Administrative, financial, and clinical connectivity between care providers and other stakeholders across the healthcare value chain will reinvent Europe’s healthcare providers, according to a new Report by Forrester Research (Nasdaq: FORR). But getting there will require governments and private stakeholders to invest in ubiquitous access, national connectivity backbones, and incentives for participation.

“Today, funding and management attention for eHealth is focused on trade — moving the buying and selling of goods online,” said Hellen K. Omwando, associate analyst at Forrester. “But we believe that these efforts will have no deep impact on Europe’s healthcare industry because trade regulation and consumer apathy halt B2C trade and B2B trade isn’t unique to the healthcare industry. The limited impact of online healthcare trade means that current online efforts are misguided. The Internet’s real transforming power lies in information sharing. Forrester refers to this online information sharing as connectivity, defined as: Internet-based transaction processing, communication, and sharing of healthcare data in real time between care providers and other groups in the healthcare value chain with the aim of providing better care.”

Connectivity will take three principal forms, Forrester asserts: administrative, financial, and clinical. Administrative connectivity shifts nonfinancial transactions online, like processing invoices, tracking orders, and scheduling doctors’ appointments. It will lower operational costs for care providers, speed delivery of supplies, enhance management of patient information, and free physician time for better patient care. Financial connectivity will shift payment and billing for care online. Automating the claims process between care providers and their payers or between hospitals and their suppliers will reduce costs and delays associated with manual payments. Finally, clinical connectivity will enable sharing of diagnostic and treatment data via the Internet across the value chain making it possible for care providers to diagnose collaboratively in real time and lowering costs by tracking treatment progress online.

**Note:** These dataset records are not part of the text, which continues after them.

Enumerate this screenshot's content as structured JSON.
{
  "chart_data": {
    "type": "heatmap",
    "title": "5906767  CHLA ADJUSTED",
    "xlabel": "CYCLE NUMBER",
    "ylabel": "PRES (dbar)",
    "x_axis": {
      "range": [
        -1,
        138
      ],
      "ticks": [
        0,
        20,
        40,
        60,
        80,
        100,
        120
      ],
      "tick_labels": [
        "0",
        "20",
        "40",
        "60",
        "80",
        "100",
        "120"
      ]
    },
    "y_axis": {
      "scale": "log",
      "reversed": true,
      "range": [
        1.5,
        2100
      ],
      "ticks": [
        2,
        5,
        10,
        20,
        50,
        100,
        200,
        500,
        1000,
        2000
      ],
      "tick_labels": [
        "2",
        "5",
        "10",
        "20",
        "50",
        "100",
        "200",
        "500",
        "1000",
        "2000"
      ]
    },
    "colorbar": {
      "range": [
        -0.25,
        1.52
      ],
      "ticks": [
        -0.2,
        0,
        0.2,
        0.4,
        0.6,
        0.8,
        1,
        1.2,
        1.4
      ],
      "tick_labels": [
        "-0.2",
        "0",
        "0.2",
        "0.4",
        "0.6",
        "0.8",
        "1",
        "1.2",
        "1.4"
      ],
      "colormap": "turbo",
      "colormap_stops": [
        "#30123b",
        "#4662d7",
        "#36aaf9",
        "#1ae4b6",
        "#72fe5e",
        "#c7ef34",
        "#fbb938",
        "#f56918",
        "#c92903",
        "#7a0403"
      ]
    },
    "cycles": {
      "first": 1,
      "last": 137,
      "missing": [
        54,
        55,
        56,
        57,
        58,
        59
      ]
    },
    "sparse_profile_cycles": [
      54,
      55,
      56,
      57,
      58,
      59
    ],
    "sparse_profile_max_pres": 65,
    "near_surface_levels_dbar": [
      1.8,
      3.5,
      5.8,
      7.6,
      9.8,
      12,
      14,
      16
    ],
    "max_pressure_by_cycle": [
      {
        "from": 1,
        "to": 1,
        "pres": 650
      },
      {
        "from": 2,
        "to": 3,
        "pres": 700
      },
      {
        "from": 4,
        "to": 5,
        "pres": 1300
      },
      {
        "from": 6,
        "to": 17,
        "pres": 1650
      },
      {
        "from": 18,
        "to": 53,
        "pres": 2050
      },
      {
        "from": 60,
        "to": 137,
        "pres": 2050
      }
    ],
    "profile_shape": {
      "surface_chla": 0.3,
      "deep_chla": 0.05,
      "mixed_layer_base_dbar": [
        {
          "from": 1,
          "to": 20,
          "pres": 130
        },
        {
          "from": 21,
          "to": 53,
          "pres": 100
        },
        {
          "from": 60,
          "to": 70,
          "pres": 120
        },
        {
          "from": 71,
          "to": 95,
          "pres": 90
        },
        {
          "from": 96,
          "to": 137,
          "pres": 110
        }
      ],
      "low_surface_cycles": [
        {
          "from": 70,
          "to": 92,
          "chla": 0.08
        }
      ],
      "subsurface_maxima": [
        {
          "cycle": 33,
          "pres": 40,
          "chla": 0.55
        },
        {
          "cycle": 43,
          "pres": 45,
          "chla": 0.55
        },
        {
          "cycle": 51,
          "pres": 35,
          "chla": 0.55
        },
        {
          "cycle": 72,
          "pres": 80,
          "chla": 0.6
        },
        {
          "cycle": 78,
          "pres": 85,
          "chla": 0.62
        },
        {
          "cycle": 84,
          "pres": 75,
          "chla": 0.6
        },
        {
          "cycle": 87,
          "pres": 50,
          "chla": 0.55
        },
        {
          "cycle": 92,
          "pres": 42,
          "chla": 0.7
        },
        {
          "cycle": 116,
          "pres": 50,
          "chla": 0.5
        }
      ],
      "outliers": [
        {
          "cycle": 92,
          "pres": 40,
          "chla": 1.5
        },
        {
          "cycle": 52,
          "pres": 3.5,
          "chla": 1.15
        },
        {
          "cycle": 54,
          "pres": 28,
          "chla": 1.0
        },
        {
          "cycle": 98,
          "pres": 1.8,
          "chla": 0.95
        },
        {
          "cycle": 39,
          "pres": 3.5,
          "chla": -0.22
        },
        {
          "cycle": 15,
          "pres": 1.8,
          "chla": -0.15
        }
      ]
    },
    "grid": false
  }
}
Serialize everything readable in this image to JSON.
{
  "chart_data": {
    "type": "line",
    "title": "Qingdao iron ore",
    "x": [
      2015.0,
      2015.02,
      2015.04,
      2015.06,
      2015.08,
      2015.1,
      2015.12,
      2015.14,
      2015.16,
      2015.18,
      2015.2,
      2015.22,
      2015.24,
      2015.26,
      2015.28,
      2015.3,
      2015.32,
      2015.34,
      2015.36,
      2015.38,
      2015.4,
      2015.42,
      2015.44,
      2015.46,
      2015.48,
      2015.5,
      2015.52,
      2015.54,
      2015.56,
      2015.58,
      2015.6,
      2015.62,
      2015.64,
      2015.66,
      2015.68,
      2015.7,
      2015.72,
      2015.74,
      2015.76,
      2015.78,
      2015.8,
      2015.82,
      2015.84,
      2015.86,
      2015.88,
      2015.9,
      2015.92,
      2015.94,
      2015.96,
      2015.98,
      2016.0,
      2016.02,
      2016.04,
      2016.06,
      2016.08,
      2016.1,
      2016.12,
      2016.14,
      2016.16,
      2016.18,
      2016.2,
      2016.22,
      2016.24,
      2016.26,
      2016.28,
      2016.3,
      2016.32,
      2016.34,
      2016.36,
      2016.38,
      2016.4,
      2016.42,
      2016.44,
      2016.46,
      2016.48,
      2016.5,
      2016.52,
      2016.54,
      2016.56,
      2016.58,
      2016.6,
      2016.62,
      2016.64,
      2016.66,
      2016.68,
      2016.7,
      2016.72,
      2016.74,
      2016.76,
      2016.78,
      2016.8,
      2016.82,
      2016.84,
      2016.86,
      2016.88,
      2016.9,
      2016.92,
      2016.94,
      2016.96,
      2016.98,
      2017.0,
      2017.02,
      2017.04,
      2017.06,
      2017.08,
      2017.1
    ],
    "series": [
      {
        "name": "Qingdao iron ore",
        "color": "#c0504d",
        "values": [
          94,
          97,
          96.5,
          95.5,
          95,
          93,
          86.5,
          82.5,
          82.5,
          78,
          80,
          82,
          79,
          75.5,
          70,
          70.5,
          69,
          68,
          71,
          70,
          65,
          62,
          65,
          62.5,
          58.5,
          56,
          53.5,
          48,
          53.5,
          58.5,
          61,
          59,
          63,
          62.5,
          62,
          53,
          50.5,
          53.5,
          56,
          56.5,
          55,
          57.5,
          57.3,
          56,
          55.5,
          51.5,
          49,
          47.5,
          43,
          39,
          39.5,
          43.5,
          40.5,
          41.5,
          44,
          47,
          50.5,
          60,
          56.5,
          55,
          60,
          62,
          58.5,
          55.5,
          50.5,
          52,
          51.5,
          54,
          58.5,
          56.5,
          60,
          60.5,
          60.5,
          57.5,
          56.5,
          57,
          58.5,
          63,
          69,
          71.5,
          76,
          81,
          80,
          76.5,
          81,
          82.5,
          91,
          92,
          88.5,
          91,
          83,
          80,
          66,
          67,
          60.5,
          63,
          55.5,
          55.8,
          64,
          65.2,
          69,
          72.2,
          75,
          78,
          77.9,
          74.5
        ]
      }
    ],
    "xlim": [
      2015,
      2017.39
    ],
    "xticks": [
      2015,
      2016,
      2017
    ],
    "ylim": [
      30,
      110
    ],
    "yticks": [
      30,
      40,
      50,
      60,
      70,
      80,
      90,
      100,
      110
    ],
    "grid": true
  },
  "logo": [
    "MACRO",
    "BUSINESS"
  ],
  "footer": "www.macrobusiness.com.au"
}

“Connectivity’s barrier isn’t technology, the challenge lies in making sweeping changes in a complex industry that no one group can carry out alone,” added Omwando. “To transform, care providers need three elements: ubiquitous Net access, national connectivity backbones, and incentives to compel participation. To lay the groundwork for connectivity, national governments must remove each of these barriers in turn by providing cheap Internet access, security solutions to boost confidence in data sharing, and training on Internet use.”

According to Forrester’s Report, connectivity will only bear fruit when administrative details, financial transactions, and clinical records are posted and stored in a standardized database accessible by caregivers, payers, and manufacturers — with appropriate levels of access control. Without an incentive structure, care providers that stay within their budgets won’t embrace connectivity — and manufacturers with proprietary EDI links to large customers won’t shift to open, Net-based alternatives. National governments play a critical role in curing the crippling effect of organizational inertia.

“European countries are at different phases of the journey to connectivity,” Omwando concluded. “Not surprisingly, the Nordic countries have zoomed ahead of the pack because their disposition to fast technology adoption, aggressive government initiatives in centralizing healthcare systems, and small populations remove friction in building connectivity. But the UK, Germany, Switzerland, and the Netherlands will also grab a spot in the leadership group.”

For the Report “Europe’s eHealthcare Cure: Connectivity,” Forrester interviewed 25 major European hospitals and executives at 24 leading pharmaceutical manufacturers, in addition to interviews with systems integrators, government officials, insurance firms, and eHealth sites. Forrester also analyzed data from Forrester’s Consumer Technographics™ Q4 2000 Europe Benchmark Study of 26,000 consumers’ behavior toward healthcare online.